Whilst some landlords still prefer to collect satisfaction scores their own way for a variety of reasons, the clock is already ticking on this approach. Over the coming months the regulator will need to propose and consult on definitions that will provide enough consistency for them to effectively regulate.
Strict criteria on things like question wording and order, response scales, collection method and sampling would help drive down methodological variables, increase transparency and provide the regulator with more like-with-like comparisons, although contextual variables will continue to exist.
Given the extensive tenant and sector involvement in building the new STAR framework and its widescale adoption by the sector (over 72% of social landlords in England now carry out STAR surveys on a biennial or rolling basis), Housemark feel confident that we have set the standard. The new framework is built on best practice, is applicable to landlords of all shapes and sizes, and provides a consistent methodology which supports comparison. The STAR framework does however also allow landlords some flexibility in how they get the intelligence they need to drive improvements. Whether or not this flexibility will be retained in the eventual regulatory definitions remains to be seen.
So where does that leave our clients who want to set targets for CSAT?
Well the great news is that Housemark has in-depth knowledge of all the variables that can influence satisfaction scores, and to what extent. We have robust data which enables us to explain how you truly compare, given both your context and your survey method.
With the white paper clearly setting out the direction of travel, landlords need to really understand their CSAT scores now, to avoid any unpleasant surprises in the future. Any large landlord reporting over 90% satisfaction is very likely to see this figure drop when they comply with the methodology that the regulator will in due course provide.
Housemark’s top tips to ensure you are ready for CSAT regulation:
1. Interrogate the scores you are currently seeing.

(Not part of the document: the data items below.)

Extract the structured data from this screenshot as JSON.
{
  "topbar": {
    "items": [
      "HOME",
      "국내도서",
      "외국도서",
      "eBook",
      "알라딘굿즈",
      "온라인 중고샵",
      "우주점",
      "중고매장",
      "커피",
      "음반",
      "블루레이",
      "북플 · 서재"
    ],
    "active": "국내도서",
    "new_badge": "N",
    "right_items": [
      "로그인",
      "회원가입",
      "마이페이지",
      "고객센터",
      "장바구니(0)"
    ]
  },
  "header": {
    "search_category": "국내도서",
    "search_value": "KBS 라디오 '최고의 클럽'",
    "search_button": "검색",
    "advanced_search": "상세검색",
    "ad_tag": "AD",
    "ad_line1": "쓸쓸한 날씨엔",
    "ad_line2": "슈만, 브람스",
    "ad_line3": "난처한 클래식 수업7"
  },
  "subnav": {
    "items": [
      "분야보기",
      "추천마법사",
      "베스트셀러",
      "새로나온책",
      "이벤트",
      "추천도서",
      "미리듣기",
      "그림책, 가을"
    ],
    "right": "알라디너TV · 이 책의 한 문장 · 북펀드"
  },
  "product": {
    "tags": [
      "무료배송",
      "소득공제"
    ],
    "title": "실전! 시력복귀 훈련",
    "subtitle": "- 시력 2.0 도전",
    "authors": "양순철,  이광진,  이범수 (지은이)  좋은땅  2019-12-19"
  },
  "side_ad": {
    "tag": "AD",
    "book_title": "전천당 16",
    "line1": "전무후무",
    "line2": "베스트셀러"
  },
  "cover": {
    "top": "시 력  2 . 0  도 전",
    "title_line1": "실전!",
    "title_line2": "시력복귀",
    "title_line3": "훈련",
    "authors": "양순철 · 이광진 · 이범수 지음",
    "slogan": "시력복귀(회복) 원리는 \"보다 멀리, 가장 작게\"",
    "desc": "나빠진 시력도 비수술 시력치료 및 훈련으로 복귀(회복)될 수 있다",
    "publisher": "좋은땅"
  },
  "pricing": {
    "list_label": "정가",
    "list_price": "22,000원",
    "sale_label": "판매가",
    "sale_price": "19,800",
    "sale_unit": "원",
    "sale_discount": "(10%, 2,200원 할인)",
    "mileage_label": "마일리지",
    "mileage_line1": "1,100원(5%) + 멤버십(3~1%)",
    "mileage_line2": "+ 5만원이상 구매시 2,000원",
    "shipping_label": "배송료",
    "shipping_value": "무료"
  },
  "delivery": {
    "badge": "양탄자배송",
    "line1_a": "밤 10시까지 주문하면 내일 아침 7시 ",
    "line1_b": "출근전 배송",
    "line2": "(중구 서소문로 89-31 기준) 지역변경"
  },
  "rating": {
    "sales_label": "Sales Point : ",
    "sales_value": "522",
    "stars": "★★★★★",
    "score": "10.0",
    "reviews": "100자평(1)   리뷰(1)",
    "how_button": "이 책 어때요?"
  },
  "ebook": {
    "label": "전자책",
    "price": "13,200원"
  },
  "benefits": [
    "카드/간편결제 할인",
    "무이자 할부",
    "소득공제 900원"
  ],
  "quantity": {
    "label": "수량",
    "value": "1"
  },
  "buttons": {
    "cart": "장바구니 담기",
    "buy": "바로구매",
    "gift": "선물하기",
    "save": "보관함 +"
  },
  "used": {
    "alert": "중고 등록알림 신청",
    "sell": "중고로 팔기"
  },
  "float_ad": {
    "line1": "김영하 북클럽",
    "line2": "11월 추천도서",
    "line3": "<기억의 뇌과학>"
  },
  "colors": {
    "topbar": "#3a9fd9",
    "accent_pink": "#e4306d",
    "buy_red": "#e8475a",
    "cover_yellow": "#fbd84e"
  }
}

What do residents say about them? Do they really reflect the services you provide?
2. Contact Housemark for insight into what variables are affecting your scores. This advisory service is provided free to our members and will help you understand how you really compare. Email firstname.lastname@example.org
3. Review your methodology to ensure it includes the proposed regulatory questions and is compliant with STAR framework guidelines on collection method, response scales, response options and sampling – this will ensure there are no nasty surprises when regulation arrives.
4. Keep surveys short to minimise survey fatigue. Take an organisation-wide approach to collecting feedback so that the same residents aren’t repeatedly surveyed by different departments. This also helps to triangulate what your residents really think.
5. Be clear on what you do with the data. If you’re collecting information you don’t use, then drop it.
6. Invest in your data analysis capability (whether this is in-house or outsourced). This will ensure you really understand how you compare and can turn the data into the insight you need to improve. Sentiment analysis based on free text responses can be incredibly powerful but requires resource, skills and commitment to do properly. If you need help, the data specialists at HouseMark are on hand.
7. Get underneath your data – consider health checks and accreditations for your key resident services, in areas such as complaints aligned to the Ombudsman code, customer experience (CX) and ASB.
8. Deep-dive into areas that you know impact on resident experience and satisfaction. From KPI audits to evidence-based service reviews Housemark is here for you.